Other amendments to the Pensions Act include: a change to section 7(a ) to ensure that where guidance issued by the Society of Actuaries in Ireland is specified in regulations made under that section, it may not be altered by the society without ministerial consent; an amendment to section 18 to allow the board to require certain documents or seek certain information in the context of an investigation of a scheme; a requirement that trustee consent should always be required where early retirement is being granted in the case of a defined benefit scheme that is under-funded; an increase, from €4,000 to €10,000, in the transfer value in respect of which a certificate comparing potential benefits from the occupational pension scheme to those from the PRSA will not be required; and an increase from 15 days to 30 days in the cooling off period required when taking out a PRSA contract, which is in line with the period provided for with regard to distance marketing of consumer financial services.

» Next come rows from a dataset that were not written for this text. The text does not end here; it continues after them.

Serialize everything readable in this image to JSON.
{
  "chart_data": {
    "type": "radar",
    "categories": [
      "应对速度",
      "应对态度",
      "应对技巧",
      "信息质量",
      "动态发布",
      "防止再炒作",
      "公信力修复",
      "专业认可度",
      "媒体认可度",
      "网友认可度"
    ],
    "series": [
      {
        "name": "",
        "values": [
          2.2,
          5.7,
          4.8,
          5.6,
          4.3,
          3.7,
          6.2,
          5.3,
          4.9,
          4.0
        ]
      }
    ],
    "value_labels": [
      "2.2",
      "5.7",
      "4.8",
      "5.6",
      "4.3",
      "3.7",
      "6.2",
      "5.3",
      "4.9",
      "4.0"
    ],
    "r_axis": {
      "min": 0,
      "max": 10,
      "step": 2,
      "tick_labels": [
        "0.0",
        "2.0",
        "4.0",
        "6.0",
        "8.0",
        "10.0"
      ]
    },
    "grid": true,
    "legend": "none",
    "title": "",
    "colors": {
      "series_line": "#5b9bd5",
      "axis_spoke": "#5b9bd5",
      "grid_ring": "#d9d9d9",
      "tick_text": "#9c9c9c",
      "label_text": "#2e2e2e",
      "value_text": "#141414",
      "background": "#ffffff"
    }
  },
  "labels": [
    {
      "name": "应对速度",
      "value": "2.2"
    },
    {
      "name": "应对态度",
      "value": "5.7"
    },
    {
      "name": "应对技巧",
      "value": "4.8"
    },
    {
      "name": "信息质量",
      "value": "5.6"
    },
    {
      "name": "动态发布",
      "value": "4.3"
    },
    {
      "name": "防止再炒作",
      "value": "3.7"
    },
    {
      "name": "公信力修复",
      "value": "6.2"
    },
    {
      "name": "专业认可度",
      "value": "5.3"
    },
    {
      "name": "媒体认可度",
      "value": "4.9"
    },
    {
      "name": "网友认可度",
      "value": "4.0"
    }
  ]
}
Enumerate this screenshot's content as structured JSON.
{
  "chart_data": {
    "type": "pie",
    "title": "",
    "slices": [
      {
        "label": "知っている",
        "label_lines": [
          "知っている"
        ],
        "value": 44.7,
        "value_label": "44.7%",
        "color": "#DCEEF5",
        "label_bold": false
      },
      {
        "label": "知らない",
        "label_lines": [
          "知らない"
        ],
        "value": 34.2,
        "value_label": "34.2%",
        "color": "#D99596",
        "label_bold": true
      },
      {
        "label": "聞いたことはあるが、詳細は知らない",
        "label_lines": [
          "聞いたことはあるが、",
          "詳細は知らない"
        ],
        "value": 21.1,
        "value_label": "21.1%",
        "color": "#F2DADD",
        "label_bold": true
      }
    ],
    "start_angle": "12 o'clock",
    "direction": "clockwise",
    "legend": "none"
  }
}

This Social Welfare and Pensions Bill builds further on the development of social inclusion measures adopted by the Government in recent years. It safeguards the living standards of those who rely on social welfare income and other supports and prioritises the allocation of resources in favour of those most in need. My priority in this Bill is to make significant progress in delivering on social welfare commitments contained in the programme for government, Sustaining Progress and the national action plan against poverty and social exclusion.

Resources will be targeted on helping those most in need in order, not alone to raise their standard of living, but to ensure that everyone is a valued citizen capable of making his or her own individual contribution to society regardless of his or her circumstances.

I commend the Bill to the House and look forward to a constructive debate.